Ultimately, the group of concerned parties feels like they’ve hit a wall with Brookdale. Many are removing their loved ones or have quit their jobs at the facility, but there is concern for the dozens of other residents who are not aware of the issues at Brookdale Boulder Creek and who do not have loved ones paying close enough attention to things like services not administered and extra bill line items.

“It’s kind of like your credit card bill; you don’t notice $20, because it doesn’t stick out to you,” JoJo Beeman says. “But [residents or loved ones] are not going to be remembering from month to month that they’re paying for some psychosocial care or something that sounds official.”

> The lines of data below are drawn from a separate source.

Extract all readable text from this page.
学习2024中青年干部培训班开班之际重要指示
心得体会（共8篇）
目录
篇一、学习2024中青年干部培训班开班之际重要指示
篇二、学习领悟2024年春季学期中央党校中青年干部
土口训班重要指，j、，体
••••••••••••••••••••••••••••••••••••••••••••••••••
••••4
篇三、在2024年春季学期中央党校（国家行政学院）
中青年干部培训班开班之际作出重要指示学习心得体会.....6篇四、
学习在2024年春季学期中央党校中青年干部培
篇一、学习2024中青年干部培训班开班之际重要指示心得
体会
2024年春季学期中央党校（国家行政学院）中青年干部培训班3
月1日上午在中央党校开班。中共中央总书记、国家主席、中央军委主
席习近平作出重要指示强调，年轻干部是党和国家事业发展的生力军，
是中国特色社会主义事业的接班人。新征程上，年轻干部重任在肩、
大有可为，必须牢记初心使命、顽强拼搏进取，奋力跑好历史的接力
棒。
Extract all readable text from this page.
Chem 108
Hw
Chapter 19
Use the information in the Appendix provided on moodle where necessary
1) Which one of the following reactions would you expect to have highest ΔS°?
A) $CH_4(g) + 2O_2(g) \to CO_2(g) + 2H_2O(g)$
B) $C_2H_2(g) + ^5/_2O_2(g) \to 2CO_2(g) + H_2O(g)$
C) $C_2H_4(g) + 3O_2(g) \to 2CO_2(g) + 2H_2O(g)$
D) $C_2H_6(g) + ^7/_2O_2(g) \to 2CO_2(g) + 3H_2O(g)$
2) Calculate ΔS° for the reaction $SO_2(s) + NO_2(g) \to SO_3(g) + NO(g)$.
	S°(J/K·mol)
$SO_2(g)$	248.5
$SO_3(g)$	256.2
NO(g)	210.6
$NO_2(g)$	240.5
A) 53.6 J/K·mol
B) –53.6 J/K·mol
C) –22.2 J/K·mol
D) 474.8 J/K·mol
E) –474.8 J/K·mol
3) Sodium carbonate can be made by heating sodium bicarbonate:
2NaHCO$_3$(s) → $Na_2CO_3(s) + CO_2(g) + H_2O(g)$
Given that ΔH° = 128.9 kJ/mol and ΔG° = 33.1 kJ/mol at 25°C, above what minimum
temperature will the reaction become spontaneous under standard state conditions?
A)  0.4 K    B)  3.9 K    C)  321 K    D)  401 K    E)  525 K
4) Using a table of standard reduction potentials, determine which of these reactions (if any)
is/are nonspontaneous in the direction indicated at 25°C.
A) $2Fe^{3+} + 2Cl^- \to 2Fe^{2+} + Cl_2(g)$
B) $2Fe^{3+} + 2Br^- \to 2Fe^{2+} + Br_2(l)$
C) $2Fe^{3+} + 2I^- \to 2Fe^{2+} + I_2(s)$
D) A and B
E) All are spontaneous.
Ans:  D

Hammond says current Brookdale residents are leery of responding critically to “investigations” Brookdale has run in its Boulder Creek facility.

“[Brookdale] says, ‘We’ve talked to a lot of residents who are happy living there.’ Well you’re walking around in your Brookdale nametag and your suits and these people are scared of retaliation. How is that an investigation?” Hammond says.

Changes that have been made in recent weeks are easy, popular fixes, the group says, like updating cabinet doors, installing hand sanitizers and pledging to make food better. But Hammond and others say it’s just not enough, and they’ve run out of patience with Brookdale.

“We are a nice group of people,” she says. “We are also a very angry group of people.”